Luis Suarez, Sturridge and Coutinho are all highly versatile attackers, while Jordan Henderson and Stewart Downing, two men revived by Rodgers (although they've just returned to somewhere approaching the form that convinced Dalglish to sign them) also have been used in various roles. It's difficult to predict precisely where they'll play in any given match. It can confuse the opposition; it can also confuse Liverpool.
Again, this is something that happened under Dalglish. Suarez was played upfront, then off Andy Carroll. Downing was used on the left of a three, then the right of a four, and so on. Liverpool used 4-3-3, 4-4-2, 4-2-3-1. The inconsistency was infuriating.

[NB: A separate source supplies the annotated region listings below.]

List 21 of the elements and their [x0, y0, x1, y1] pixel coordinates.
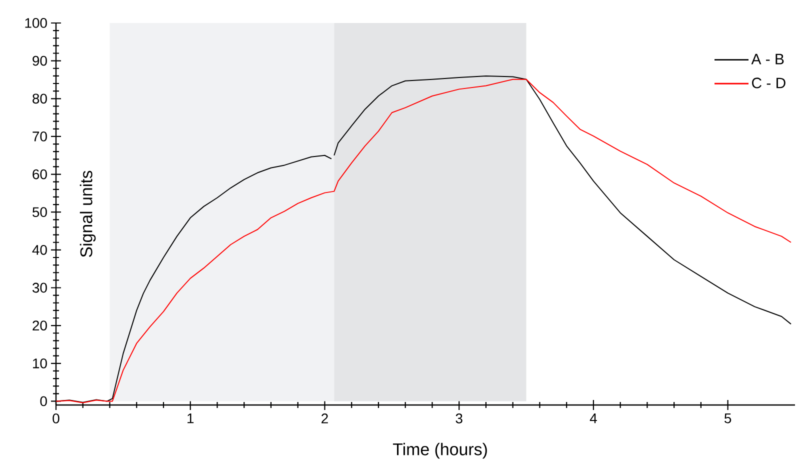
- legend-label: C - D: [752, 78, 786, 88]
- legend-label: A - B: [751, 54, 784, 64]
- y-tick-label: 40: [32, 244, 47, 255]
- x-tick-label: 0: [52, 414, 60, 424]
- y-tick-label: 100: [25, 18, 47, 28]
- x-tick-label: 3: [456, 414, 462, 424]
- x-axis-title: Time (hours): [392, 442, 487, 459]
- y-tick-label: 0: [40, 396, 47, 406]
- y-tick-label: 80: [32, 94, 47, 104]
- y-tick-label: 50: [32, 207, 47, 218]
- x-tick-label: 4: [590, 414, 597, 424]
- y-tick-label: 90: [32, 56, 47, 66]
- x-tick-label: 1: [188, 414, 194, 424]
- y-axis-title: Signal units: [80, 170, 96, 258]
- x-tick-label: 5: [724, 414, 732, 424]
- y-tick-label: 30: [32, 282, 47, 293]
- y-tick-label: 70: [32, 132, 47, 142]
- y-tick-label: 10: [33, 358, 47, 368]
- y-tick-label: 20: [32, 320, 47, 331]
- y-tick-label: 60: [32, 169, 47, 180]
- x-tick-label: 2: [322, 414, 328, 424]
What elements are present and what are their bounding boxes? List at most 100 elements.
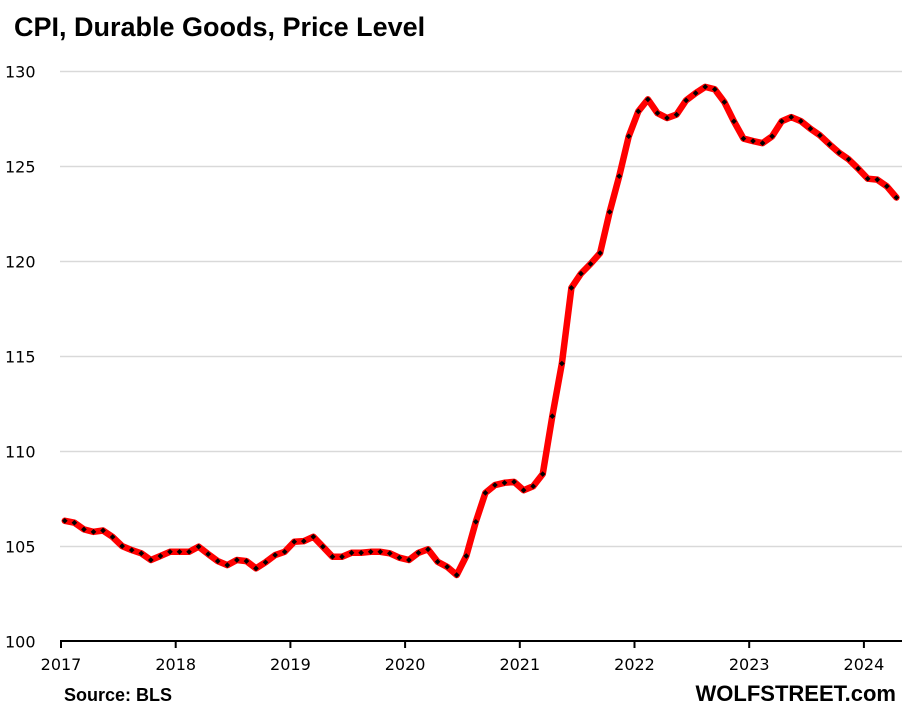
- y-tick-label: 105: [5, 538, 36, 557]
- data-point: [884, 183, 890, 190]
- data-point: [128, 547, 135, 553]
- data-point: [539, 471, 546, 477]
- wolfstreet-brand: WOLFSTREET.com: [696, 681, 896, 706]
- y-tick-label: 130: [5, 63, 36, 82]
- data-point: [559, 360, 565, 367]
- data-point: [291, 538, 298, 545]
- series-line: [61, 83, 900, 579]
- data-point: [109, 534, 116, 540]
- data-point: [396, 554, 403, 561]
- data-point: [406, 557, 412, 563]
- data-point: [100, 527, 106, 534]
- data-point: [320, 543, 326, 550]
- data-point: [807, 125, 814, 132]
- data-point: [625, 133, 632, 140]
- data-point: [778, 118, 785, 125]
- data-point: [759, 140, 766, 146]
- data-point: [645, 96, 651, 103]
- data-point: [253, 565, 259, 572]
- data-point: [348, 549, 355, 556]
- data-point: [664, 115, 670, 121]
- data-point: [453, 572, 460, 578]
- y-tick-label: 100: [5, 633, 36, 652]
- data-point: [549, 413, 556, 420]
- data-point: [358, 549, 364, 556]
- y-tick-label: 115: [5, 348, 36, 367]
- data-point: [874, 176, 881, 183]
- data-point: [463, 553, 470, 559]
- data-point: [81, 526, 87, 533]
- x-tick-label: 2019: [270, 655, 311, 674]
- x-tick-label: 2020: [385, 655, 426, 674]
- data-point: [148, 557, 154, 563]
- data-point: [864, 175, 871, 182]
- data-point: [692, 90, 699, 96]
- data-point: [711, 86, 718, 93]
- x-tick-label: 2022: [614, 655, 655, 674]
- data-point: [90, 529, 97, 535]
- data-point: [740, 135, 747, 142]
- data-point: [243, 558, 250, 564]
- data-point: [587, 261, 594, 267]
- data-point: [167, 548, 173, 555]
- data-point: [224, 562, 231, 568]
- data-point: [817, 132, 823, 139]
- data-point: [157, 553, 164, 559]
- data-point: [797, 118, 804, 124]
- data-point: [492, 482, 498, 488]
- data-point: [578, 270, 584, 277]
- data-point: [310, 533, 317, 540]
- y-tick-label: 120: [5, 253, 36, 272]
- data-point: [597, 250, 603, 256]
- y-axis-tick-labels: 100 105 110 115 120 125 130: [5, 63, 36, 652]
- data-point: [769, 133, 775, 140]
- data-point: [473, 518, 479, 525]
- data-point: [836, 149, 842, 156]
- data-point: [673, 111, 680, 118]
- data-point: [300, 538, 307, 544]
- data-point: [683, 97, 689, 104]
- data-point: [262, 559, 269, 566]
- data-point: [731, 118, 737, 125]
- data-point: [702, 84, 709, 90]
- data-point: [138, 550, 145, 557]
- data-point: [635, 108, 642, 115]
- x-tick-label: 2021: [499, 655, 540, 674]
- data-point: [186, 548, 192, 555]
- data-point: [568, 285, 575, 291]
- data-point: [119, 543, 125, 549]
- data-point: [826, 141, 833, 148]
- data-point: [788, 114, 795, 120]
- data-point: [530, 483, 537, 490]
- source-label: Source: BLS: [64, 685, 172, 705]
- data-point: [61, 517, 68, 524]
- data-point: [377, 548, 384, 555]
- x-tick-label: 2024: [844, 655, 885, 674]
- data-point: [214, 558, 221, 564]
- y-tick-label: 125: [5, 158, 36, 177]
- data-point: [195, 543, 202, 550]
- data-point: [444, 564, 450, 570]
- data-point: [425, 546, 431, 553]
- data-point: [511, 479, 517, 485]
- data-point: [482, 490, 489, 496]
- gridlines: [60, 70, 902, 548]
- data-point: [750, 138, 756, 144]
- chart-title: CPI, Durable Goods, Price Level: [14, 12, 425, 42]
- data-point: [520, 487, 527, 494]
- data-point: [501, 479, 508, 486]
- x-tick-label: 2023: [729, 655, 770, 674]
- data-point: [616, 173, 623, 180]
- data-point: [434, 558, 441, 565]
- data-point: [721, 99, 728, 105]
- data-point: [272, 552, 278, 558]
- data-point: [845, 156, 852, 163]
- x-tick-label: 2018: [155, 655, 196, 674]
- data-point: [339, 553, 345, 560]
- y-tick-label: 110: [5, 443, 36, 462]
- data-point: [415, 549, 422, 556]
- data-point: [855, 165, 861, 172]
- data-point: [606, 209, 613, 215]
- data-point: [386, 550, 393, 557]
- data-point: [281, 548, 288, 555]
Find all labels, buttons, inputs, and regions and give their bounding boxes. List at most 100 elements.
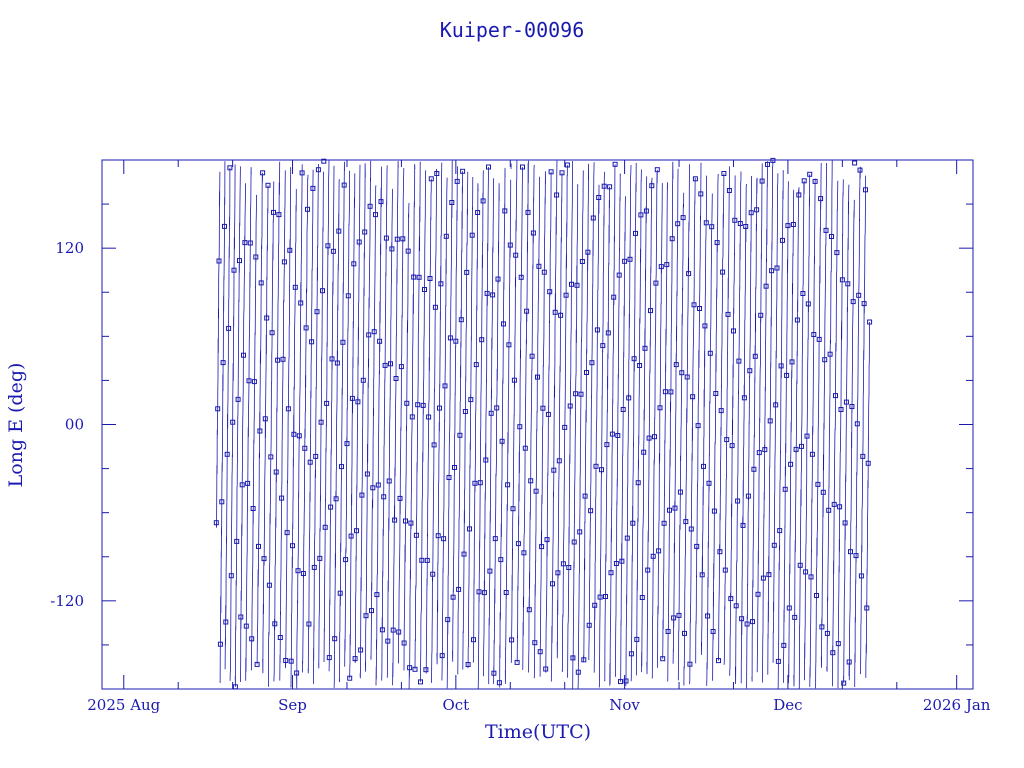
data-point xyxy=(460,168,466,174)
data-point xyxy=(661,520,667,526)
data-point xyxy=(390,627,396,633)
data-point xyxy=(660,656,666,662)
data-point xyxy=(725,311,731,317)
data-point xyxy=(325,243,331,249)
data-point xyxy=(735,498,741,504)
data-point xyxy=(354,528,359,534)
data-point xyxy=(853,553,859,559)
data-point xyxy=(552,309,558,315)
x-axis-label: Time(UTC) xyxy=(485,721,591,743)
data-point xyxy=(754,207,760,213)
data-point xyxy=(762,447,768,453)
data-point xyxy=(724,437,730,443)
data-point xyxy=(627,256,633,262)
data-point xyxy=(339,464,344,470)
data-point xyxy=(794,317,800,323)
data-point xyxy=(760,575,766,581)
data-point xyxy=(486,164,491,170)
data-point xyxy=(633,230,638,236)
x-tick-label: 2025 Aug xyxy=(87,696,160,714)
data-point xyxy=(468,397,474,403)
data-point xyxy=(234,538,240,544)
data-point xyxy=(710,629,716,634)
data-point xyxy=(646,435,652,441)
data-point xyxy=(573,391,579,397)
data-point xyxy=(454,178,460,184)
data-point xyxy=(556,458,562,464)
data-point xyxy=(277,635,283,640)
data-point xyxy=(266,582,272,588)
data-point xyxy=(403,518,408,524)
data-point xyxy=(620,407,626,412)
data-point xyxy=(777,528,783,534)
data-point xyxy=(585,249,591,255)
data-point xyxy=(264,315,270,321)
data-point xyxy=(608,570,614,576)
data-point xyxy=(238,614,244,620)
data-point xyxy=(560,561,566,567)
data-point xyxy=(222,223,227,229)
data-point xyxy=(257,428,263,434)
data-point xyxy=(528,478,534,484)
y-axis-label: Long E (deg) xyxy=(5,363,27,488)
data-point xyxy=(726,188,732,193)
data-point xyxy=(789,359,795,365)
data-point xyxy=(675,221,681,227)
data-point xyxy=(780,237,785,243)
y-tick-label: 00 xyxy=(65,416,84,434)
data-point xyxy=(545,411,551,417)
data-point xyxy=(799,443,804,449)
data-point xyxy=(332,636,338,642)
data-point xyxy=(501,321,506,327)
data-point xyxy=(578,391,584,397)
data-point xyxy=(679,370,685,376)
data-point xyxy=(612,161,618,167)
data-point xyxy=(763,283,769,289)
data-point xyxy=(439,653,445,659)
data-point xyxy=(265,182,271,188)
data-point xyxy=(447,335,453,341)
data-point xyxy=(514,659,520,665)
data-point xyxy=(315,167,321,173)
data-point xyxy=(396,629,402,635)
data-point xyxy=(432,304,438,310)
data-point xyxy=(766,572,772,578)
data-point xyxy=(808,574,814,580)
data-point xyxy=(537,649,543,655)
data-point xyxy=(434,171,440,176)
data-point xyxy=(398,364,404,370)
data-point xyxy=(467,526,472,532)
data-point xyxy=(488,410,494,416)
data-point xyxy=(551,467,557,473)
data-point xyxy=(705,613,711,619)
data-point xyxy=(816,336,822,342)
data-point xyxy=(443,233,449,239)
data-point xyxy=(219,499,225,505)
data-point xyxy=(446,475,452,480)
data-point xyxy=(320,288,325,294)
data-point xyxy=(381,494,387,500)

Rodgers is still at the stage of hopeful experimentation. In Saturday's draw at Reading, Henderson spent most of the game to the left, but Suarez, Coutinho and Sturridge were given license to rotate on the right. Patterns of play became clear: A consistent theme was Sturridge darting into the middle from the right, then Suarez running around into the space created when Reading left back Stephen Kelly was dragged inside. The majority of chances came from this method.
But then Rodgers spoiled things. Introducing Downing for Henderson shouldn't have been a problem, as Downing's natural position is in the left-sided midfield role Henderson was playing. But Rodgers meddled: Coutinho came to the left, Downing went to the right. Suarez and Sturridge were now up front together.
Liverpool had further chances and should have won. But again, two points wouldn't have made much difference -- Rodgers' focus is on the future. Wouldn't it have been better to persist with a strategy that looked consistently dangerous?
Some scoffed at Rodgers' intention to bring a new passing style to Liverpool this season. Dalglish played passing football, they claimed; Liverpool has been playing passing football for decades. That's true, but misses the point. Every top club passes the ball.
It's far more complex than that: What initially appears to be sporadic brilliance from fluid Barcelona players given freedom of movement are actually rehearsed patterns. They work beautifully because players are regularly deployed in the same positions and have formed reliable combinations. That's what Rodgers is supposed to be building, but his constant switches -- both in the format of the midfield triangle, and the positioning of the attacking players -- are holding Liverpool back.
Liverpool has improved during the course of the campaign, but mainly because of £22 million worth of extra attacking talent, and the quirks of Liverpool's fixture list, rather than a significantly increased understanding of Rodgers' style.